People who need to take anti-inflammatory medications may also want to consider this. Usually, these medications need to be avoided after a gastric bypass because the risk of ulcer is higher.

HOW DOES THE VERTICAL SLEEVE GASTRECTOMY WORK?

This procedure generates weight loss solely through gastric restriction (reduced stomach volume). The stomach is restricted by dividing it vertically and removing more than 85% of it. This part of the procedure is not reversible. The stomach that remains is shaped like a banana and measures from 2-5 ounces (60-150cc) depending on the surgeon performing the procedure. The nerves to the stomach and the outlet valve (pylorus) remain intact with the idea of preserving the functions of the stomach while reducing the volume. By comparison, in a Roux-en-Y gastric bypass, the stomach is divided, not removed, and the pylorus is excluded. The Roux-en-Y gastric bypass stomach can be reconnected (reversed) if necessary. Note that there is no intestinal bypass with this procedure, only stomach reduction.

ADVANTAGES OF THE VERTICAL SLEEVE GASTRECTOMY WEIGHT LOSS SURGERY

* The stomach is reduced in volume but tends to function normally so most food items can be consumed, albeit in small amounts.

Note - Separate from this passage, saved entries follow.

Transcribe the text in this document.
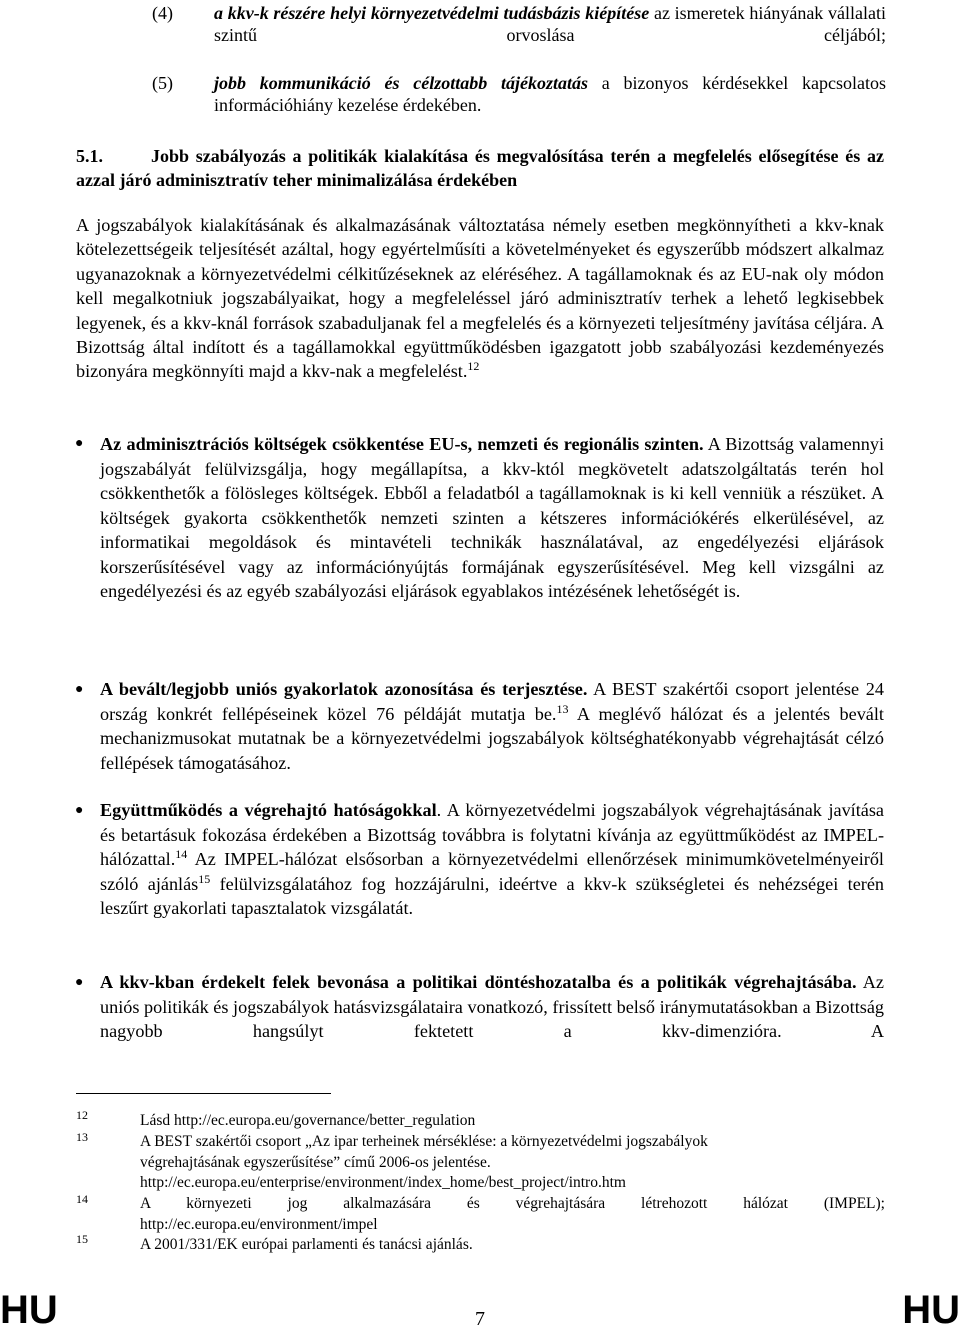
(4) a kkv-k részére helyi környezetvédelmi tudásbázis kiépítése az ismeretek hiányának vállalati szintű orvoslása céljából;
(5) jobb kommunikáció és célzottabb tájékoztatás a bizonyos kérdésekkel kapcsolatos információhiány kezelése érdekében.
5.1.	Jobb szabályozás a politikák kialakítása és megvalósítása terén a megfelelés elősegítése és az azzal járó adminisztratív teher minimalizálása érdekében
A jogszabályok kialakításának és alkalmazásának változtatása némely esetben megkönnyítheti a kkv-knak kötelezettségeik teljesítését azáltal, hogy egyértelműsíti a követelményeket és egyszerűbb módszert alkalmaz ugyanazoknak a környezetvédelmi célkitűzéseknek az eléréséhez. A tagállamoknak és az EU-nak oly módon kell megalkotniuk jogszabályaikat, hogy a megfeleléssel járó adminisztratív terhek a lehető legkisebbek legyenek, és a kkv-knál források szabaduljanak fel a megfelelés és a környezeti teljesítmény javítása céljára. A Bizottság által indított és a tagállamokkal együttműködésben igazgatott jobb szabályozási kezdeményezés bizonyára megkönnyíti majd a kkv-nak a megfelelést.$^{12}$
● Az adminisztrációs költségek csökkentése EU-s, nemzeti és regionális szinten. A Bizottság valamennyi jogszabályát felülvizsgálja, hogy megállapítsa, a kkv-któl megkövetelt adatszolgáltatás terén hol csökkenthetők a fölösleges költségek. Ebből a feladatból a tagállamoknak is ki kell venniük a részüket. A költségek gyakorta csökkenthetők nemzeti szinten a kétszeres információkérés elkerülésével, az informatikai megoldások és mintavételi technikák használatával, az engedélyezési eljárások korszerűsítésével vagy az információnyújtás formájának egyszerűsítésével. Meg kell vizsgálni az engedélyezési és az egyéb szabályozási eljárások egyablakos intézésének lehetőségét is.
● A bevált/legjobb uniós gyakorlatok azonosítása és terjesztése. A BEST szakértői csoport jelentése 24 ország konkrét fellépéseinek közel 76 példáját mutatja be.$^{13}$ A meglévő hálózat és a jelentés bevált mechanizmusokat mutatnak be a környezetvédelmi jogszabályok költséghatékonyabb végrehajtását célzó fellépések támogatásához.
● Együttműködés a végrehajtó hatóságokkal. A környezetvédelmi jogszabályok végrehajtásának javítása és betartásuk fokozása érdekében a Bizottság továbbra is folytatni kívánja az együttműködést az IMPEL-hálózattal.$^{14}$ Az IMPEL-hálózat elsősorban a környezetvédelmi ellenőrzések minimumkövetelményeiről szóló ajánlás$^{15}$ felülvizsgálatához fog hozzájárulni, ideértve a kkv-k szükségletei és nehézségei terén leszűrt gyakorlati tapasztalatok vizsgálatát.
● A kkv-kban érdekelt felek bevonása a politikai döntéshozatalba és a politikák végrehajtásába. Az uniós politikák és jogszabályok hatásvizsgálataira vonatkozó, frissített belső iránymutatásokban a Bizottság nagyobb hangsúlyt fektetett a kkv-dimenzióra. A
12	Lásd http://ec.europa.eu/governance/better_regulation
13	A BEST szakértői csoport „Az ipar terheinek mérséklése: a környezetvédelmi jogszabályok
végrehajtásának egyszerűsítése” című 2006-os jelentése.
http://ec.europa.eu/enterprise/environment/index_home/best_project/intro.htm
14	A környezeti jog alkalmazására és végrehajtására létrehozott hálózat (IMPEL);
http://ec.europa.eu/environment/impel
15	A 2001/331/EK európai parlamenti és tanácsi ajánlás.
HU	7	HU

* Eliminates the portion of the stomach that produces the hormones that stimulates hunger (Ghrelin).

* No dumping syndrome because the pylorus is preserved.

* Minimizes the chance of an ulcer occurring.

* By avoiding the intestinal bypass, the chance of intestinal obstruction (blockage), anemia, osteoporosis, protein deficiency and vitamin deficiency are almost eliminated.

* Very effective as a first stage procedure for high BMI patients (BMI>55 kg/m 2 ).

* Limited results appear promising as a single stage procedure for low BMI patients (BMI 35-45 kg/m 2 ).

* Appealing option for people with existing anemia, Crohn's disease and numerous other conditions that make them too high risk for intestinal bypass procedures.

* Can be done laparoscopically in patients weighing over 500 pounds.

DISADVANTAGES OF THE VERTICAL SLEEVE GASTRECTOMY PROCEDURE

* Potential for inadequate weight loss or weight regain. While this is true for all procedures, it is theoretically more possible with procedures that do not have an intestinal bypass.

* Higher BMI patients will most likely need to have a second stage procedure later to help lose the rest of the weight. Two stages may ultimately be safer and more effective than one operation for high BMI patients.

* This is an active point of discussion for bariatric surgeons.

* Soft calories such as ice cream, milk shakes, etc can be absorbed and may slow weight loss.

- This procedure does involve stomach stapling and therefore leaks and other complications related to stapling may occur.

* Because the stomach is removed, it is not reversible. It can be converted to almost any other weight loss procedure.

* Considered investigational by some surgeons and insurance companies.